11.10pm THE WORD, CHANNEL 4
One of our abiding memories of early 1990s (and thus imperial phase) Corrie is the time that Angie Freeman flung the personal effects of her actually-still-married boyfriend Neil into his cement mixer, including an Arrested Development CD. All of which is a slightly circuitous way of noting that the then-ubiquitous alternative hip-hop collective were guests on tonight’s edition of The Word, along with Dannii Minogue, Marky Mark and, unfortunately, Shabba Ranks, for this was indeed the “that’s absolute crap and you know it” episode.

5 Comments

5 Comments

  1. Richard16378

    December 1, 2017 at 1:53 pm

    I remember I was getting back into Dr Who in a big way in 1992 so The Daemons was a welcome treat.

    Tommorrow’s World had a feature on the restoration.

    My parents liked Gone To Seed, which was quite good, like a few ITV comedy dramas at this time.

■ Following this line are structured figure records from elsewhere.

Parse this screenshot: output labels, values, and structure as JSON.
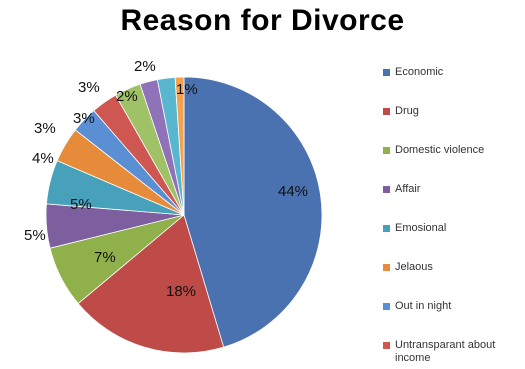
{
  "chart_data": {
    "type": "pie",
    "title": "Reason for Divorce",
    "categories": [
      "Economic",
      "Drug",
      "Domestic violence",
      "Affair",
      "Emosional",
      "Jelaous",
      "Out in night",
      "Untransparant about income",
      "",
      "",
      "",
      ""
    ],
    "values": [
      44,
      18,
      7,
      5,
      5,
      4,
      3,
      3,
      3,
      2,
      2,
      1
    ],
    "labels": [
      "44%",
      "18%",
      "7%",
      "5%",
      "5%",
      "4%",
      "3%",
      "3%",
      "3%",
      "2%",
      "2%",
      "1%"
    ],
    "colors": [
      "#4a72b0",
      "#be4b48",
      "#8fb04a",
      "#7d5fa0",
      "#48a1bb",
      "#e58b3a",
      "#5b8fd4",
      "#cf5752",
      "#9ec265",
      "#8f72b8",
      "#58b6cf",
      "#f4a24e"
    ],
    "legend_position": "right"
  }
}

    I remember the episode where they scatter someone’s ashes of a bridge & they fall on a party on a river boat.

  2. Applemask

    December 1, 2017 at 9:32 pm

    That Daemons repeat was one of the first Doctor Who stories I ever saw the whole of. In fact it might have been THE first. I was temporarily scared off from the show in 1988 by part 3 of The Greatest Show in the Galaxy, but the massive pile of Target paperbacks that got me to watch that in the first place soon sucked me straight back in, just in time for the 30th anniversary and the concomitant, if irregular, repeats surrounding it. I watched part 5 of The Daemons in an armchair in Hereford in which I later slept because my Great-Aunt didn’t have a spare room in her council flat.

  3. Glenn A

    December 1, 2017 at 10:00 pm

    I knew by 1992, after killing Doctor Who off by showing it against Coronation St and starving the show of funds in the eighties, the BBC weren’t bringing back the show. However, for the considerable army of angry fans, the BBC re running some classic Pertwee stories during 1992 and 1993 was just what we needed. Also it was interesting to see how much the BBC spent on The Daemons, which for its time would have been quite expensive being mostly filmed on location, than the cheapo Colin Baker era with effects that seemed to be made on a ZX Spectrum.
    On a different note, was The Word that night the one where Shabba Ranks defended Bujo Banton’s homophobic single Boom Bye Bye to uproar from most of the audience? The Word, never missed it then, and still recall a totally gone Shaun Ryder having to do an interview through his PA and more or less kill off The Happy Mondays.

  4. David Smith

    December 3, 2017 at 8:12 am

    Frank Skinner was reliably fab on Terry Wogan’s Friday Night, even though he was only a few years into his own telly career.

    One great episode I remember is when a “still-male-and-pre-Lauren” James Harries was on. Skinner was talking about Ron Atkinson for some then-topical reason which escapes me, and young James chipped in that he found him “a bit slapstick”, evidently mixing him up with *Rowan* Atkinson, who was then well into his stride over on the other side as Mr Bean. Skinner quipped back (actually quite affectionately, sparing James too many blushes), “Yeah, Ron Atkinson always was a bit slapstick.” I did wonder, when Lauren Harries turned up on Celebrity Big Brother the other year with none other than, yes, Big Ron, whether she’d have remembered her James-era confusion!

    I think James Harries was also on that episode with Nigel Kennedy. James was still very much in his Little Lord Fauntleroy dickie-bow antique dealer phase, whereas Nige was rocking his “incongrously scruffy oik” look. Frank rather brilliantly remarked that James looked like he should have been playing the violin in an orchestra, while Nigel looked like *he* should have been the antique dealer…

    I’ve always loved Frank Skinner, can you tell?

  5. Simon Tyers

    December 3, 2017 at 1:33 pm

    That Wogan is the one Skinner talks about in his autobiography, as Cliff and fellow guest Sister Wendy Beckett had an argument about women priests that had been re-edited on transmission to make Cliff look much better, and when Frank got his own show that was why he chose to sit in on the edit every week.